"I imagine quite the contrary. We can easily see who is right by peeping through the Venetian blinds into the drawing-room. I don't think the shutters are closed yet."
The two girls step lightly back and peep. They see Addie seated at her end of the table, cracking nuts, with absorbed downcast face, a little red with the exertion, and Mr. Armstrong, at his end of the table, sipping his wine silently, apparently occupied with manufacturing thoughts, the evening edition of the "Kelvick Mercury" resting on his knee.
"There," hisses Pauline triumphantly—"there! Did I not tell you? There's the attentive, courteous husband, returning after a three-days' absence to the bosom of his family! There's a picture after Hogarth for you with a vengeance, and they not a month married yet! Oh, fie!"
"Pauline, Pauline, how clever you are!" breathes Lottie ecstatically. "I wish I could see things like you."

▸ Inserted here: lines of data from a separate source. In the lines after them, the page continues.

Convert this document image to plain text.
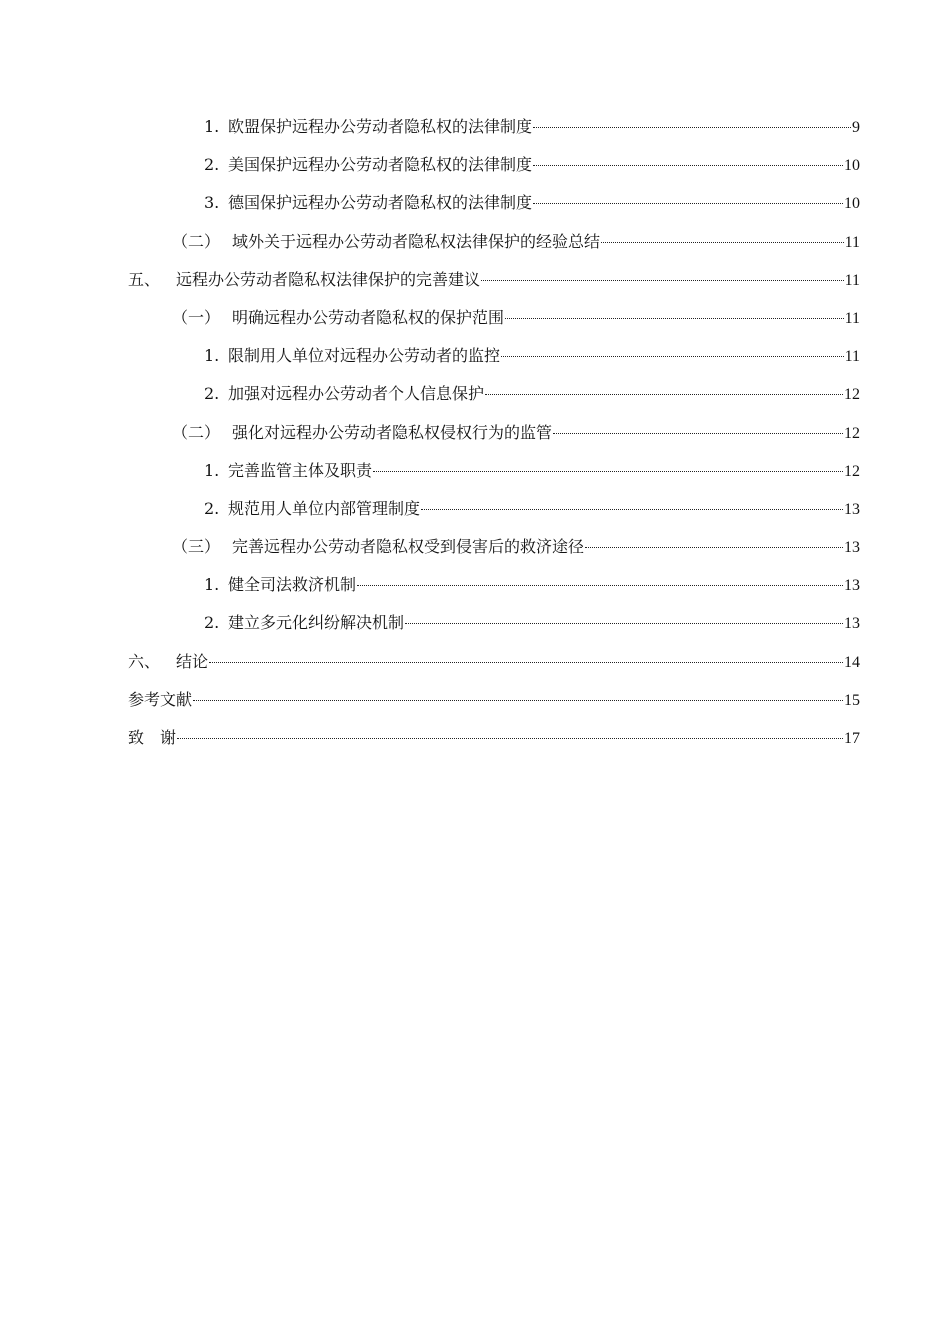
1. 欧盟保护远程办公劳动者隐私权的法律制度	9
2. 美国保护远程办公劳动者隐私权的法律制度	10
3. 德国保护远程办公劳动者隐私权的法律制度	10
（二） 域外关于远程办公劳动者隐私权法律保护的经验总结	11
五、 远程办公劳动者隐私权法律保护的完善建议	11
（一） 明确远程办公劳动者隐私权的保护范围	11
1. 限制用人单位对远程办公劳动者的监控	11
2. 加强对远程办公劳动者个人信息保护	12
（二） 强化对远程办公劳动者隐私权侵权行为的监管	12
1. 完善监管主体及职责	12
2. 规范用人单位内部管理制度	13
（三） 完善远程办公劳动者隐私权受到侵害后的救济途径	13
1. 健全司法救济机制	13
2. 建立多元化纠纷解决机制	13
六、 结论	14
参考文献	15
致　谢	17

"Well, Lottie, that's a picture I'd rather not see anyhow. It inspires me with no feeling of elation, I can tell you; on the contrary—"
"But, Pauline, I heard you say twenty times that Addie's marriage was not like any one else's, that she could not be expected to care for Mr. Armstrong as if he were one of her own class, young and a gentleman, and all that, you know!"
"I know. The marriage was one of convenience on his side—of necessity almost on hers; but, all the same, it's rather too soon for them to have found out their mistake—rather too soon. I suppose it's all Addie's fault. She's so awfully hot-blooded and impulsive. Bob and I are the only two with heads in any way steady on our shoulders. What a little fool she will be if she quarrels with her bread-and-butter before the honeymoon is out—such good bread-and-butter too!"
"And you think she may, seriously?"
"I don't know. I can't tell. I'm almost afraid to turn my thoughts to the third volume"—with a quick impatient sigh. "I hope it will not end as it did with the Greenes of Green Park. If it does that will be a precious bad look-out, Lottchen, for you, for me, and for the boys—precious bad!"